Having the option to enforce termination is great, I think it should be consistent for all the control points including configure_control.

Regarding the

"The idea was that controls should never impact the experiment"

control is a part of the experiment, isn't it?
For example, before or after each activity I want to know if I have any DDOS attacks on my system.
If there is, I want to terminate the entire experiment before it gets to the next activity.

or the proper way is to do those kinds of checks inside the activity itself? this kind of solution will be a bit boilerplate in my opinion.

What I'm trying to say,
is control in the core idea should not terminate the experiment cause its a bad experiment implementation?

I think the way I put it is as follows:

  • experiment is authored by someone who wants to surface a particular behavior of a system
  • controls are operational concerns from people executing said experiment

That is why I'm saying controls are not impacting of the experiment. They are an operational concern, not an evidence-seeking concern. They happen to live in the same file but are managed by different roles for distinc purposes.

I should be able to take your experiment and run it somewhere else even if I have different operational requirements than yours.

commented

Basically, if you run the experiment without those checks it will work fine,
but it will be better to not run this particular experiment while some other events occurred like DDoS.
Therefore I don't want it to be a direct part of the experiment like a probe, cause maybe in other cases I would want to run the same experiment but I would not care about DDoS.
If this DDoS check will be a probe, then I'll need to run it before and after each action,
making my experiment JSON file huge, logs file will be filled with much more unneeded INFO of DDos probe.
and probably there will be a point when we will forget to add the DDoS probe before the action.
Probably not the best example, but I hope you got the point.

I think I almost got your point.
In your point of view, can you please maybe give me an example of when and why to use controls?

I might have been unclear. Controls are the right place for your checks IMO. You can declare them at the experiment level or from the settings (so the experiment isn't even aware of them) . So I would create a Python library of common checks in your organization and distribute it with chaostoolkit and ensure they are properly declared in the settings file of the chaos command.

I'm hesitant to create a new first-class citizen check mechanism if controls are offering the same operational feature.

Now, if you need to run different checks for different experiments, the settings file may not be the right place. Or, perhaps you need a way to signal which check to run based on the experiment's runtime conditions?

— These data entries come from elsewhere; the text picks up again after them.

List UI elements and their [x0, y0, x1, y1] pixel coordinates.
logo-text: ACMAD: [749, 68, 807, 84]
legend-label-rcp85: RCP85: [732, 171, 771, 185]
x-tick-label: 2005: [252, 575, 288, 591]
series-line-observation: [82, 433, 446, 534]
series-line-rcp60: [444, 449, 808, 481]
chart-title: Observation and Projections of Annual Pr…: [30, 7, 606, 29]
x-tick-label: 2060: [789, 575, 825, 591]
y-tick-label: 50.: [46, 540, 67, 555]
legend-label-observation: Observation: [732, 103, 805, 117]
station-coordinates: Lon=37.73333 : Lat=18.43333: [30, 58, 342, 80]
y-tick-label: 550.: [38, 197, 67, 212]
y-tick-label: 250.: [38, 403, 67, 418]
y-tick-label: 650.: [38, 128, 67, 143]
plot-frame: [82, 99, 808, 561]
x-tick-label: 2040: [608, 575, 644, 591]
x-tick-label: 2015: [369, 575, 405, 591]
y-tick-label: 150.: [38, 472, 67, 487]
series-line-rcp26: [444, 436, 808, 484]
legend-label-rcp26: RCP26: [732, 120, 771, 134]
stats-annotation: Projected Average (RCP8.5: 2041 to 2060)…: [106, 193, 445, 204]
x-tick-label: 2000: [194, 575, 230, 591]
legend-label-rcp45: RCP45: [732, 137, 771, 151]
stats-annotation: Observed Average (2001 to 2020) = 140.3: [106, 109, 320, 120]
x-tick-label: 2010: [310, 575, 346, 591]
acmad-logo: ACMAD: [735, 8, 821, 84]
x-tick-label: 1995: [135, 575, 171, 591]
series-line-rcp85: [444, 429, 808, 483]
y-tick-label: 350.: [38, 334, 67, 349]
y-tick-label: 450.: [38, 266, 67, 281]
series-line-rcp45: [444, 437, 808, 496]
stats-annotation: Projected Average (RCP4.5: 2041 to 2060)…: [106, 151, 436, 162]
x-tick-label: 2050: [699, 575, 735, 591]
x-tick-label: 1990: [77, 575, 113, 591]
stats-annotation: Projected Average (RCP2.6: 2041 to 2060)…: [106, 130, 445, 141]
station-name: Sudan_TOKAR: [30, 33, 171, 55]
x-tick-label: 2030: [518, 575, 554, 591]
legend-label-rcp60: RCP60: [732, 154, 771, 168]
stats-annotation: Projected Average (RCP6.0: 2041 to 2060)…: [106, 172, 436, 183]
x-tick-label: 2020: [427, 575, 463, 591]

also, should we have this discussion in #190 instead?

commented

I would like to summarize this issue before we continue to #190, in order to understand where we stand on the InterruptExecution in configure_control topic.

  • InterruptExecution doesn't stop the configure_control, but you will change it to be like the rest of the controls? right?

Regarding your last question, I do not need runtime settings (at least not now),
I need it on the experiment definition file, to formally and explicitly declare what pre-checks needed in the current experiment.
This issue we can continue in #190,
although seems that it's already settled to split common cheks into different control files to declare pre-checks.

It's an open question. Right now, the existing working solution is to have multiple controls indeed.

We can certainly explore a new element that would be more specific to the use case you describe for clarity. I'm not adverse to that but it won't be implemented straight away.

InterruptExecution doesn't stop the configure_control, but you will change it to be like the rest of the controls? right?

Yes.

chaostoolkit/chaostoolkit-lib#183

commented

Amazing, thank you very much for your patience and time!

Np. Thank you for the detailed explanation and catching that limitation.

I'll try to implement/release that ASAP.